Блокадная этика. Представления о морали в Ленинграде в 1941 —1942 гг. - Яров Сергей (читать книги онлайн полные версии .TXT) 📗
Сколь нелегко далось ему это, мы едва ли узнаем. Дневник – это не только взгляд на себя, но и способ рассказать другим о своей стойкости и человечности. Конечно, было бы преувеличением предположить, что так поступали многие. Обычно чаще возникали споры, и оправдания не принимались во внимание, но тем и примечательны случаи, где обнаруживалось всепрощение, понимание того, до какой черты дошли оголодавшие люди. Многие из них залезть в чужой карман, бесстыдно обокрасть таких же обездоленных, как и они, не могли, но и не сумели отказаться, когда им предлагали часть имущества «выморочных» квартир. Оправдывали себя тем, что их хозяева погибли, а лишний кусок хлеба даст шанс уцелеть погибавшим от истощения.
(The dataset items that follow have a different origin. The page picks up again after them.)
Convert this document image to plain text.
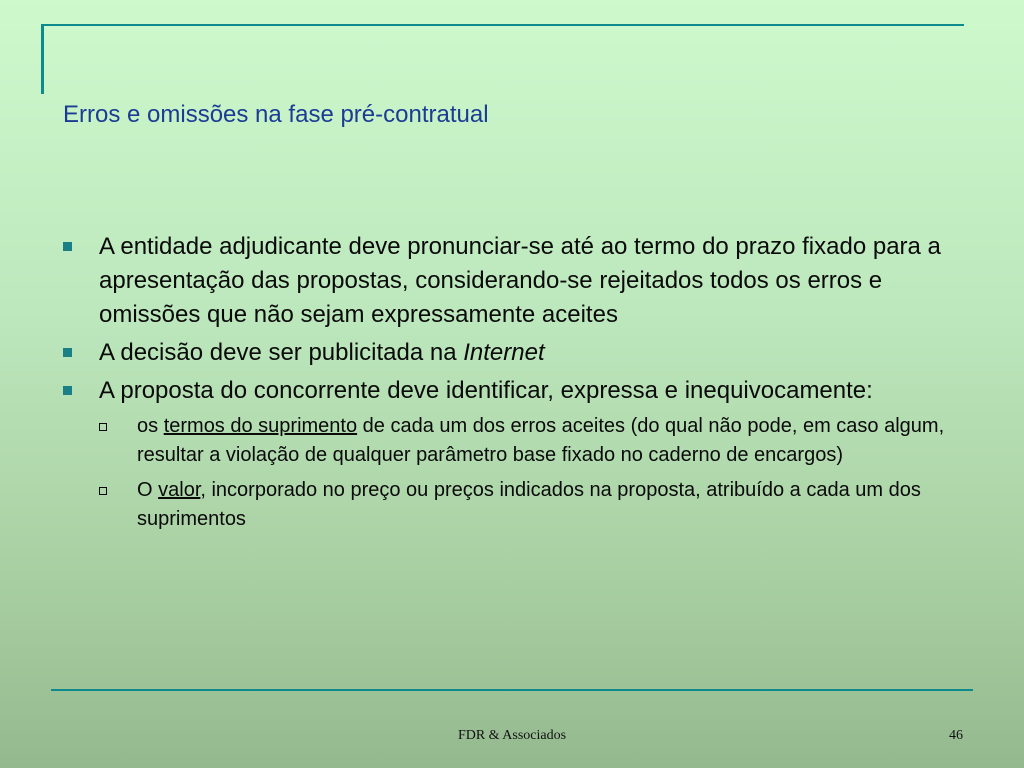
Erros e omissões na fase pré-contratual
A entidade adjudicante deve pronunciar-se até ao termo do prazo fixado para a apresentação das propostas, considerando-se rejeitados todos os erros e omissões que não sejam expressamente aceites
A decisão deve ser publicitada na Internet
A proposta do concorrente deve identificar, expressa e inequivocamente:
os termos do suprimento de cada um dos erros aceites (do qual não pode, em caso algum, resultar a violação de qualquer parâmetro base fixado no caderno de encargos)
O valor, incorporado no preço ou preços indicados na proposta, atribuído a cada um dos suprimentos
FDR & Associados	46
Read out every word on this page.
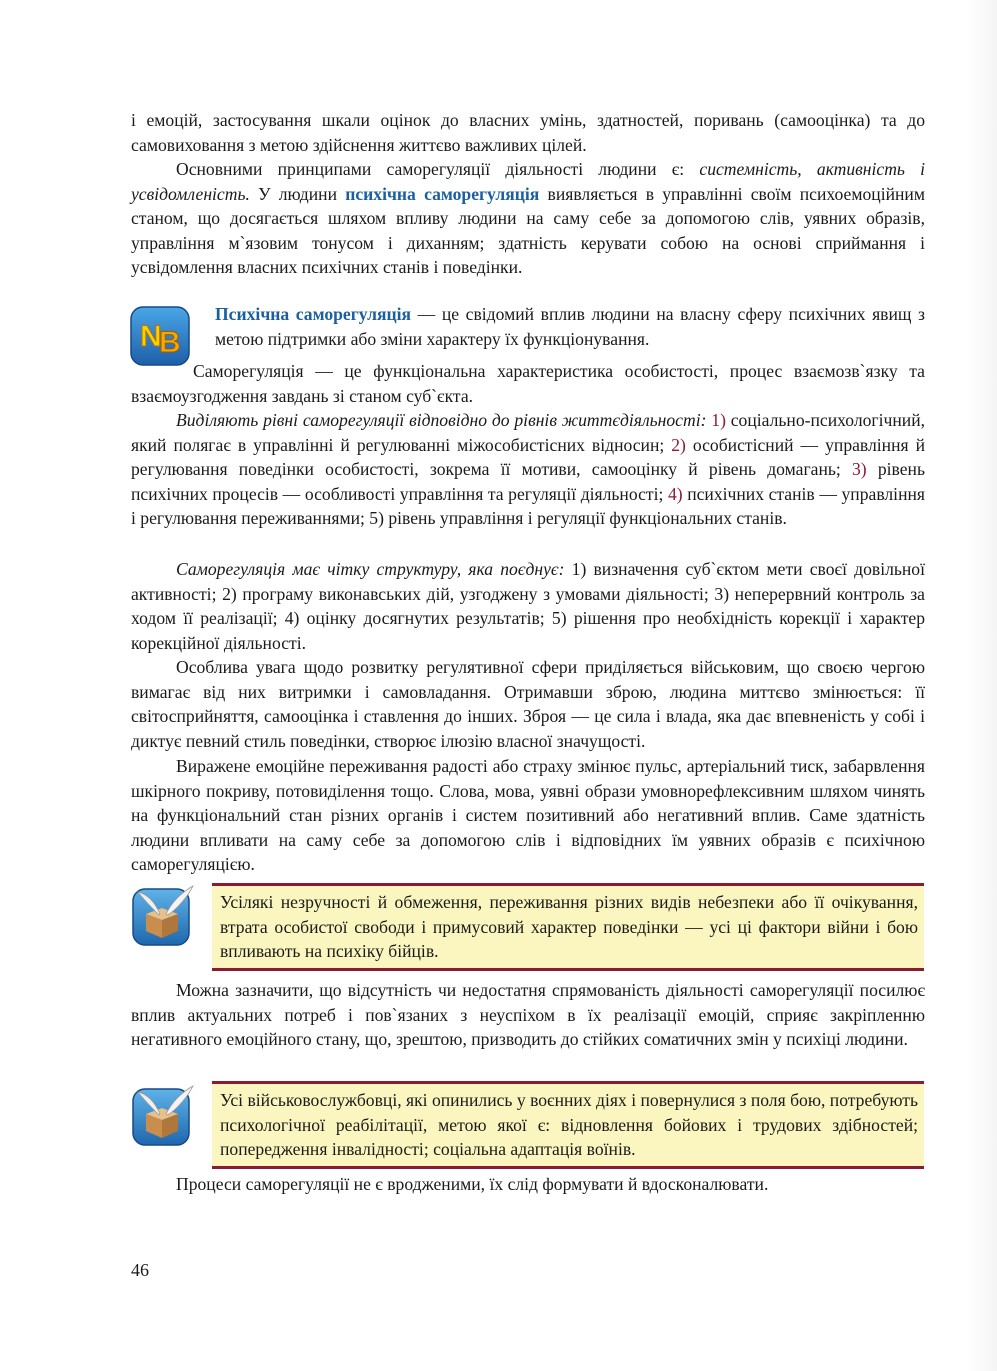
і емоцій, застосування шкали оцінок до власних умінь, здатностей, поривань (самооцінка) та до самовиховання з метою здійснення життєво важливих цілей.

Основними принципами саморегуляції діяльності людини є: системність, активність і усвідомленість. У людини психічна саморегуляція виявляється в управлінні своїм психоемоційним станом, що досягається шляхом впливу людини на саму себе за допомогою слів, уявних образів, управління м`язовим тонусом і диханням; здатність керувати собою на основі сприймання і усвідомлення власних психічних станів і поведінки.
N
B
Психічна саморегуляція — це свідомий вплив людини на власну сферу психічних явищ з метою підтримки або зміни характеру їх функціонування.

Саморегуляція — це функціональна характеристика особистості, процес взаємозв`язку та взаємоузгодження завдань зі станом суб`єкта.

Виділяють рівні саморегуляції відповідно до рівнів життєдіяльності: 1) соціально-психологічний, який полягає в управлінні й регулюванні міжособистісних відносин; 2) особистісний — управління й регулювання поведінки особистості, зокрема її мотиви, самооцінку й рівень домагань; 3) рівень психічних процесів — особливості управління та регуляції діяльності; 4) психічних станів — управління і регулювання переживаннями; 5) рівень управління і регуляції функціональних станів.
Саморегуляція має чітку структуру, яка поєднує: 1) визначення суб`єктом мети своєї довільної активності; 2) програму виконавських дій, узгоджену з умовами діяльності; 3) неперервний контроль за ходом її реалізації; 4) оцінку досягнутих результатів; 5) рішення про необхідність корекції і характер корекційної діяльності.

Особлива увага щодо розвитку регулятивної сфери приділяється військовим, що своєю чергою вимагає від них витримки і самовладання. Отримавши зброю, людина миттєво змінюється: її світосприйняття, самооцінка і ставлення до інших. Зброя — це сила і влада, яка дає впевненість у собі і диктує певний стиль поведінки, створює ілюзію власної значущості.

Виражене емоційне переживання радості або страху змінює пульс, артеріальний тиск, забарвлення шкірного покриву, потовиділення тощо. Слова, мова, уявні образи умовнорефлексивним шляхом чинять на функціональний стан різних органів і систем позитивний або негативний вплив. Саме здатність людини впливати на саму себе за допомогою слів і відповідних їм уявних образів є психічною саморегуляцією.

Усілякі незручності й обмеження, переживання різних видів небезпеки або її очікування, втрата особистої свободи і примусовий характер поведінки — усі ці фактори війни і бою впливають на психіку бійців.

Можна зазначити, що відсутність чи недостатня спрямованість діяльності саморегуляції посилює вплив актуальних потреб і пов`язаних з неуспіхом в їх реалізації емоцій, сприяє закріпленню негативного емоційного стану, що, зрештою, призводить до стійких соматичних змін у психіці людини.

Усі військовослужбовці, які опинились у воєнних діях і повернулися з поля бою, потребують психологічної реабілітації, метою якої є: відновлення бойових і трудових здібностей; попередження інвалідності; соціальна адаптація воїнів.

Процеси саморегуляції не є вродженими, їх слід формувати й вдосконалювати.

46
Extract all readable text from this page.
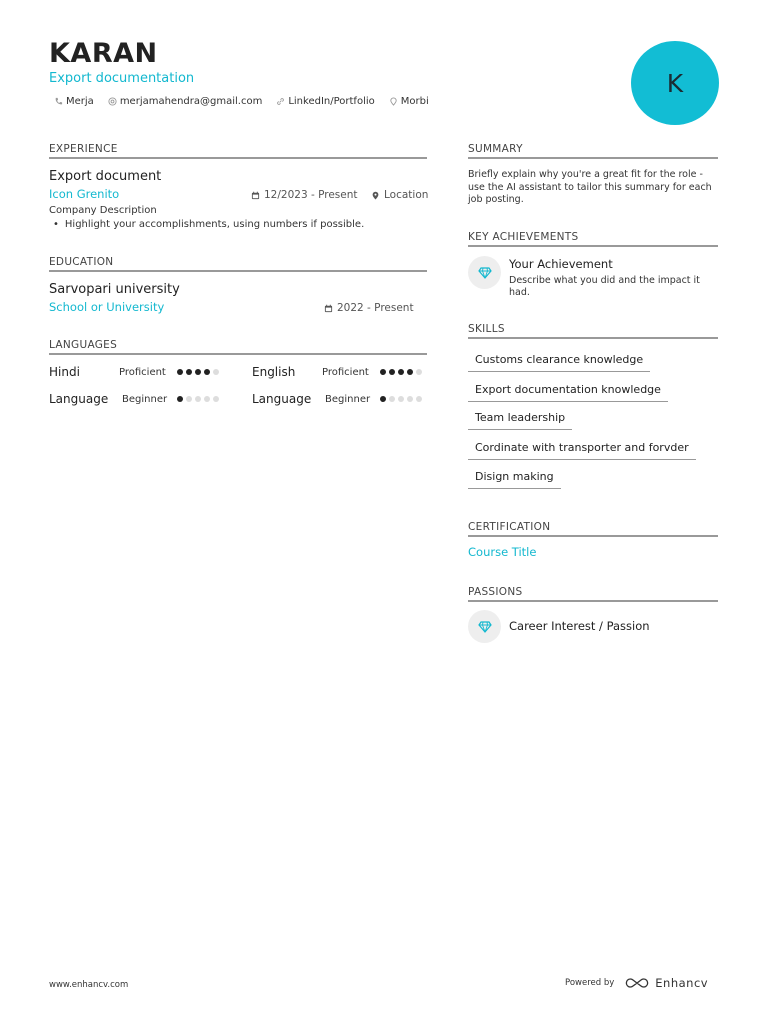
KARAN
Export documentation
Merja	merjamahendra@gmail.com	LinkedIn/Portfolio	Morbi
K
EXPERIENCE
Export document
Icon Grenito	12/2023 - Present	Location
Company Description
• Highlight your accomplishments, using numbers if possible.
EDUCATION
Sarvopari university
School or University	2022 - Present
LANGUAGES
Hindi	Proficient	English	Proficient
Language	Beginner	Language	Beginner
SUMMARY
Briefly explain why you're a great fit for the role - use the AI assistant to tailor this summary for each job posting.
KEY ACHIEVEMENTS
Your Achievement
Describe what you did and the impact it had.
SKILLS
Customs clearance knowledge
Export documentation knowledge
Team leadership
Cordinate with transporter and forvder
Disign making
CERTIFICATION
Course Title
PASSIONS
Career Interest / Passion
www.enhancv.com	Powered by	Enhancv
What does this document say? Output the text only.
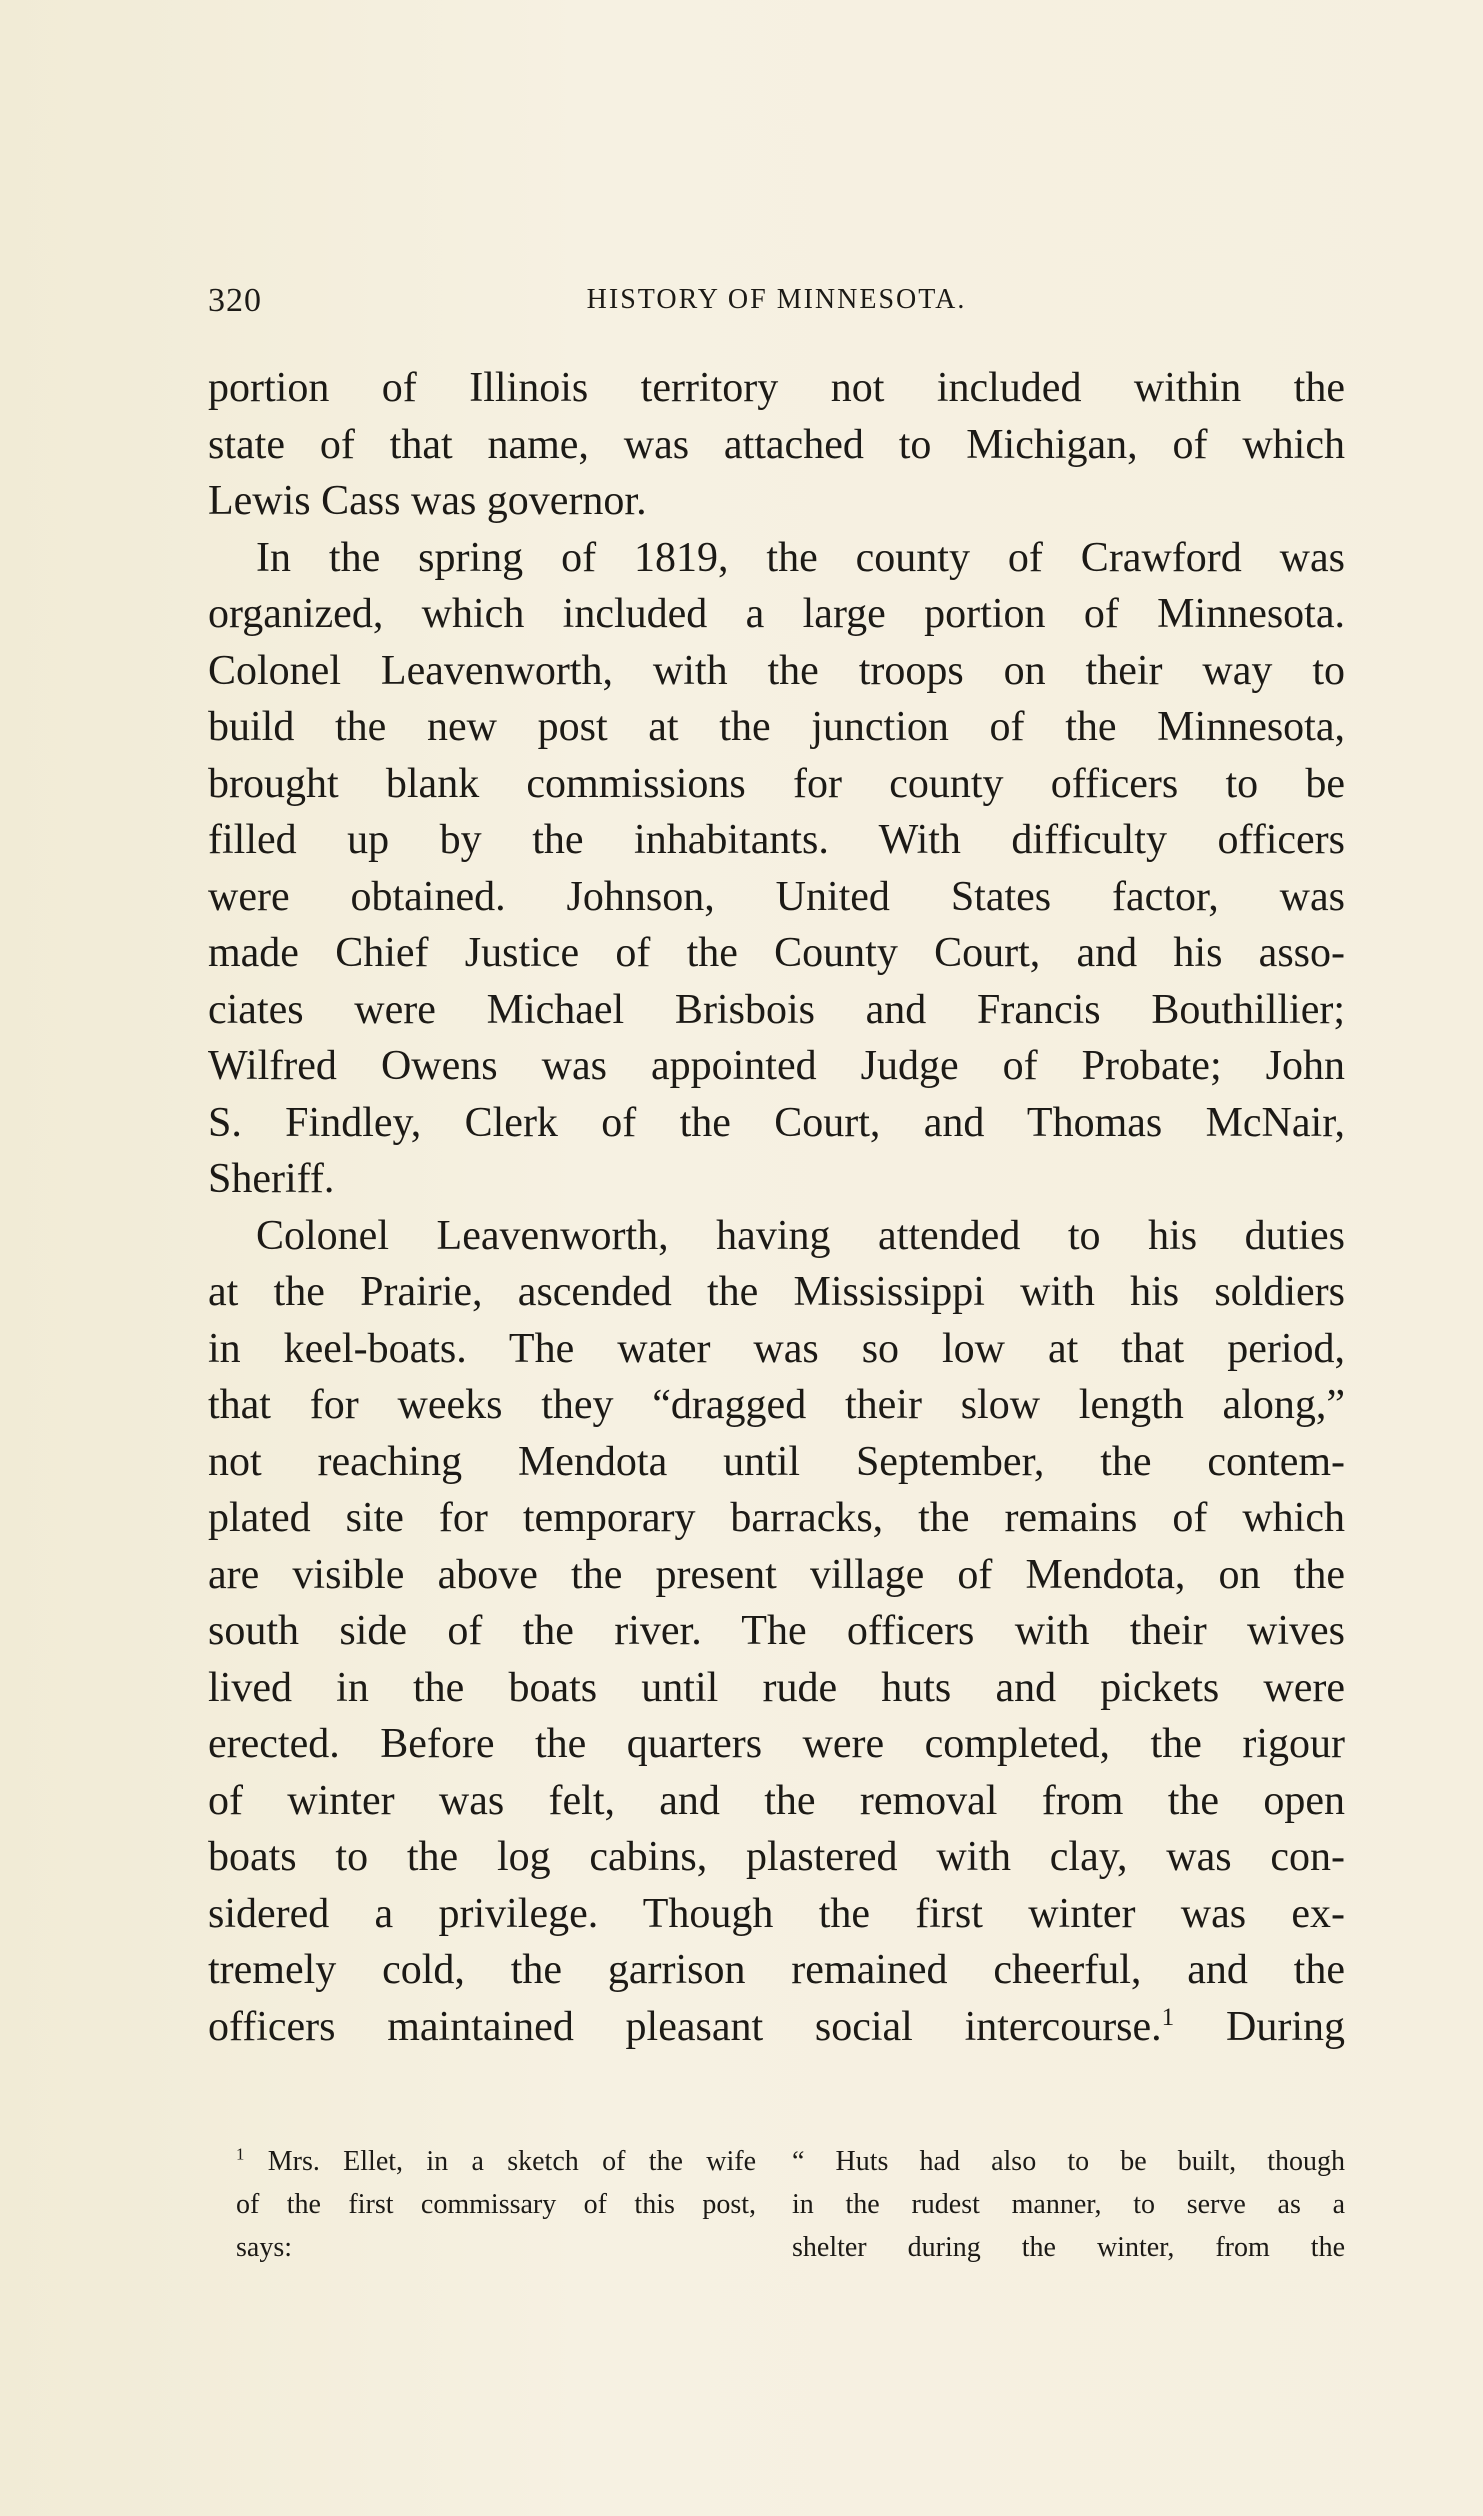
320	HISTORY OF MINNESOTA.
portion of Illinois territory not included within the
state of that name, was attached to Michigan, of which
Lewis Cass was governor.
In the spring of 1819, the county of Crawford was
organized, which included a large portion of Minnesota.
Colonel Leavenworth, with the troops on their way to
build the new post at the junction of the Minnesota,
brought blank commissions for county officers to be
filled up by the inhabitants. With difficulty officers
were obtained. Johnson, United States factor, was
made Chief Justice of the County Court, and his asso-
ciates were Michael Brisbois and Francis Bouthillier;
Wilfred Owens was appointed Judge of Probate; John
S. Findley, Clerk of the Court, and Thomas McNair,
Sheriff.
Colonel Leavenworth, having attended to his duties
at the Prairie, ascended the Mississippi with his soldiers
in keel-boats. The water was so low at that period,
that for weeks they “dragged their slow length along,”
not reaching Mendota until September, the contem-
plated site for temporary barracks, the remains of which
are visible above the present village of Mendota, on the
south side of the river. The officers with their wives
lived in the boats until rude huts and pickets were
erected. Before the quarters were completed, the rigour
of winter was felt, and the removal from the open
boats to the log cabins, plastered with clay, was con-
sidered a privilege. Though the first winter was ex-
tremely cold, the garrison remained cheerful, and the
officers maintained pleasant social intercourse.$^1$ During
$^1$ Mrs. Ellet, in a sketch of the wife
of the first commissary of this post,
says:
“ Huts had also to be built, though
in the rudest manner, to serve as a
shelter during the winter, from the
Вот типичная сцена. Умерла соседка, управдом, опечатывая ее квартиру, нашла немало провизии. Было неловко – о ней узнали и соседи, они первыми сообщили о смерти. Пришлось делиться с ними продуктами: «Баба Дуня принесла… кастрюлю с горохом и говорит: „…Это… дала эта управдомша"» [533]. И намека на то, что хотели отказаться от «подарка», мы в этой истории не найдем. Так, наверное, было легче решиться: не сами же они взяли чужое, им предложили… Среди изъятых продуктов оказалось варенье. Надо было делить и его: «Пришла эта домуправша и мне говорит: „Деточка, вот такая целая банка варенья, вот по баночкам… раздели пополам". А я схитрила (смеется). Сюда нам ложечку, сюда нам две (смех)» [534]. И нет никаких колебаний, даже видна гордость за удачно проведенный «обмен». Это ведь варенье принадлежит не управдому, и сама она не вызывает симпатий и к тому же, как казалось, питается намного лучше, чем прочие – зачем же стесняться?
Едва бы рискнула ограбить чужую комнату эта семья блокадников, оказавшаяся, как и многие другие, на грани выживания. Но сосед, уезжая, оставил им ключ от своей комнаты.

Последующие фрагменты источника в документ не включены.